XCP-D pipeline derivatives includes resting-state functional connectivity matrices to leverage for downstream analyses. Functional connectivity is a key marker of functional brain organization, which evolves across development. Measuring developmental trajectories of functional connectivity and understanding how these trajectories relate to behavioral outcomes such as cognition is an important goal for many researchers.

However, functional connectivity data are extremely high-dimensional, making whole-brain multivariate modeling computationally intensive. Dimensionality reduction techniques can substantially reduce computational demands while preserving meaningful structure in the data. When applied correctly, these methods allow complex analyses to be performed even with limited RAM and CPU resources.

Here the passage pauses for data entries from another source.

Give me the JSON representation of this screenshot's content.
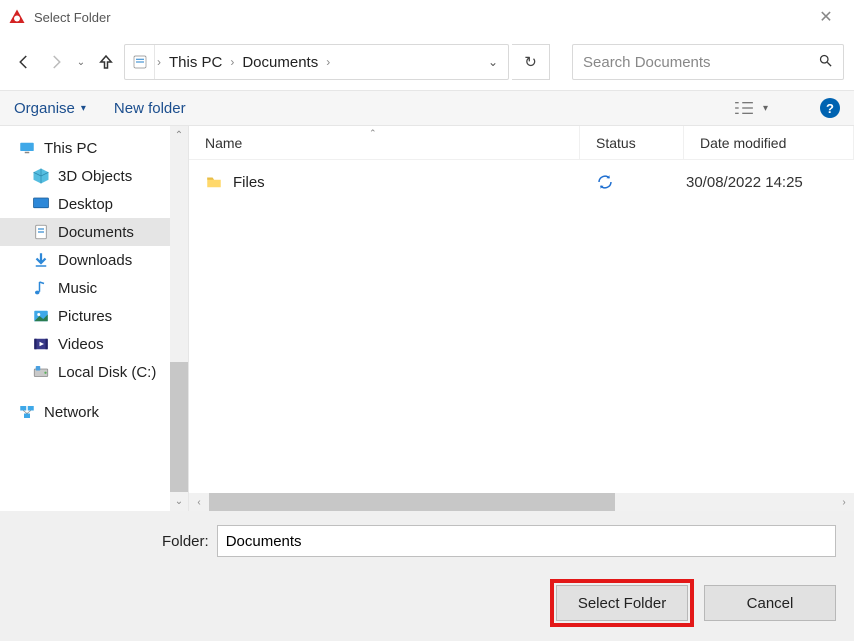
{
  "titlebar": {
    "title": "Select Folder"
  },
  "breadcrumb": {
    "seg1": "This PC",
    "seg2": "Documents"
  },
  "search": {
    "placeholder": "Search Documents"
  },
  "toolbar": {
    "organise": "Organise",
    "new_folder": "New folder",
    "help": "?"
  },
  "tree": {
    "root": "This PC",
    "items": [
      {
        "label": "3D Objects",
        "icon": "cube-icon"
      },
      {
        "label": "Desktop",
        "icon": "desktop-icon"
      },
      {
        "label": "Documents",
        "icon": "document-icon",
        "selected": true
      },
      {
        "label": "Downloads",
        "icon": "download-icon"
      },
      {
        "label": "Music",
        "icon": "music-icon"
      },
      {
        "label": "Pictures",
        "icon": "pictures-icon"
      },
      {
        "label": "Videos",
        "icon": "videos-icon"
      },
      {
        "label": "Local Disk (C:)",
        "icon": "disk-icon"
      }
    ],
    "network": "Network"
  },
  "list": {
    "columns": {
      "name": "Name",
      "status": "Status",
      "date": "Date modified"
    },
    "rows": [
      {
        "name": "Files",
        "status_icon": "sync-icon",
        "date": "30/08/2022 14:25"
      }
    ]
  },
  "bottom": {
    "folder_label": "Folder:",
    "folder_value": "Documents",
    "select_btn": "Select Folder",
    "cancel_btn": "Cancel"
  }
}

In this module, you will learn best practices for dimensionality reduction and develop longitudinal predictive models of cognitive outcomes using parcellated whole-brain connectivity data.

Module Objectives

By the end of this module, users will be able to:

  1. Load XCP-D parcellated connectivity outputs.
  2. Perform dimensionality reduction on training data.
  3. Apply the reduced feature space within a longitudinal predictive model of cognition.
  4. Evaluate and visualize model predictions.

Walkthrough

  1. Return to your Interactive Sessions. You can do this by opening the dashboard in a new window. Instead of launching a new session, click “My Interactive Sessions” (highlighted in blue) to open the page listing your existing sessions.
    Study Target Progress

  2. From the sessions page, locate your RStudio Server session and launch it. If the session is already open, you can skip this step. Don't worry if you accidentally relaunch it - RStudio sessions are saved as images and will be restored between launches.
    Study Target Progress

  3. Navigate to the XCP_D_multivariate_prediction/ directory within the examples/ folder and open the file prediction_FINAL.qmd.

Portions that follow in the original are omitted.